When I was a boy, I hated it when women would wear the cross openly on their chests. Why this display, when the cross is a sign of Christ's hiddenness? This was not an easy question for me, as the son of a jeweler, someone who made his living from selling jewelry to women, to those who were honorable and to those who were immodest. Women required gold, then, in my childhood. And after childhood, I realized that it was the woman who was showing off and that jewelry is secondary for men.

What does the cross mean, apart from that one must die before he can live? Why was there this focus in Western Christianity on the cross and not on the resurrection? This is the reality of Christians in the West-- I did not say that it is the thinking of their church. I know very well that there is no neglect of the resurrection in Western Christianity. Nevertheless, on a popular level the Western Christian's prevailing concern is with the Lord's defeatedness, even though this is absent from dogma and liturgy.
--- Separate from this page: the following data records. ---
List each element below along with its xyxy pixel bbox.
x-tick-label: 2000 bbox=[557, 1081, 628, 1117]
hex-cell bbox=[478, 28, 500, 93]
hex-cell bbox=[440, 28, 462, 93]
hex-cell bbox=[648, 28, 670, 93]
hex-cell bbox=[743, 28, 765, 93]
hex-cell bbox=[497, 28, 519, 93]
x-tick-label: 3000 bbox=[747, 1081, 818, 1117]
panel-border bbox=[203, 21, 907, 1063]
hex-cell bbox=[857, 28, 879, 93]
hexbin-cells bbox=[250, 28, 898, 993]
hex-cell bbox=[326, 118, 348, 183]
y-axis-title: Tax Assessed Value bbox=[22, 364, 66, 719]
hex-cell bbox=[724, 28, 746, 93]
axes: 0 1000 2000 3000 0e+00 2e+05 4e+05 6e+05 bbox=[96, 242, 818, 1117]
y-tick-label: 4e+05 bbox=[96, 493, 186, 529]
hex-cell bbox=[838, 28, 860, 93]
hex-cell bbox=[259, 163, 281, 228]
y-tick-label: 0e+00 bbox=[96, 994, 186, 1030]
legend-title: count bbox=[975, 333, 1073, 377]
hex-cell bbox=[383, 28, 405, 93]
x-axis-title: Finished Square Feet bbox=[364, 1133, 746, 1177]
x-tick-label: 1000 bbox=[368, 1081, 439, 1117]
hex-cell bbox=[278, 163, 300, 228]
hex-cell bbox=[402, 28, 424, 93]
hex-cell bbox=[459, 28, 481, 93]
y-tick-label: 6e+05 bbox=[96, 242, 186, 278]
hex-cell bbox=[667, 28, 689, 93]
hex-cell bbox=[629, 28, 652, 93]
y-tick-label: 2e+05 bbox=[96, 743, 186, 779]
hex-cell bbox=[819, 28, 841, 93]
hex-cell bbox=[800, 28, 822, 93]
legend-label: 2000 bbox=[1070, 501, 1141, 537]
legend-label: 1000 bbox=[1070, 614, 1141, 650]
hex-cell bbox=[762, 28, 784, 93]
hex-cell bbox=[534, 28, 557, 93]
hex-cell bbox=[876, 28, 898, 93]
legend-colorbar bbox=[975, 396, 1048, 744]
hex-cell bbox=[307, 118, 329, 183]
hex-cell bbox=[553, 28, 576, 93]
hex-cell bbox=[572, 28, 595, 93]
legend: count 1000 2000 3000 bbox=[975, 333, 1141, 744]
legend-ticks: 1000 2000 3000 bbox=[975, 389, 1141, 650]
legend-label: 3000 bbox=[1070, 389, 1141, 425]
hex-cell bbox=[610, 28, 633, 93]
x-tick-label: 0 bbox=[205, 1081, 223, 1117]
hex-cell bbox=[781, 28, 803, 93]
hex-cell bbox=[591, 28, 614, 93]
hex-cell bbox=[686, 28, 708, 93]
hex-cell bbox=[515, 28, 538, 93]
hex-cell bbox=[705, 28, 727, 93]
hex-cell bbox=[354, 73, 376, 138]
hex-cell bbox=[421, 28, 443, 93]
Perhaps this came from people taking pleasure in their suffering, thinking that it was God's having mercy on them. I have absolutely no issue with Catholic services in this regard. They are all pure. My issue is with the masses that love suffering. Perhaps many feel that they will acquire piety through their pain.

Of course, we do not look to make ourselves suffer. That is a sick pleasure. But we must remember that suffering exists and that you cannot flee from it. You do not bear it if it doesn't exist. I know that it is always in your being and resting within you. There is absolutely no distinction between the Christian churches with regard to suffering. No church loves it, even if some take pleasure in their suffering, believing that it will necessarily bring them closer to Christ. It is right to say that I will die in the religion of the cross, if through this death I strive for resurrection.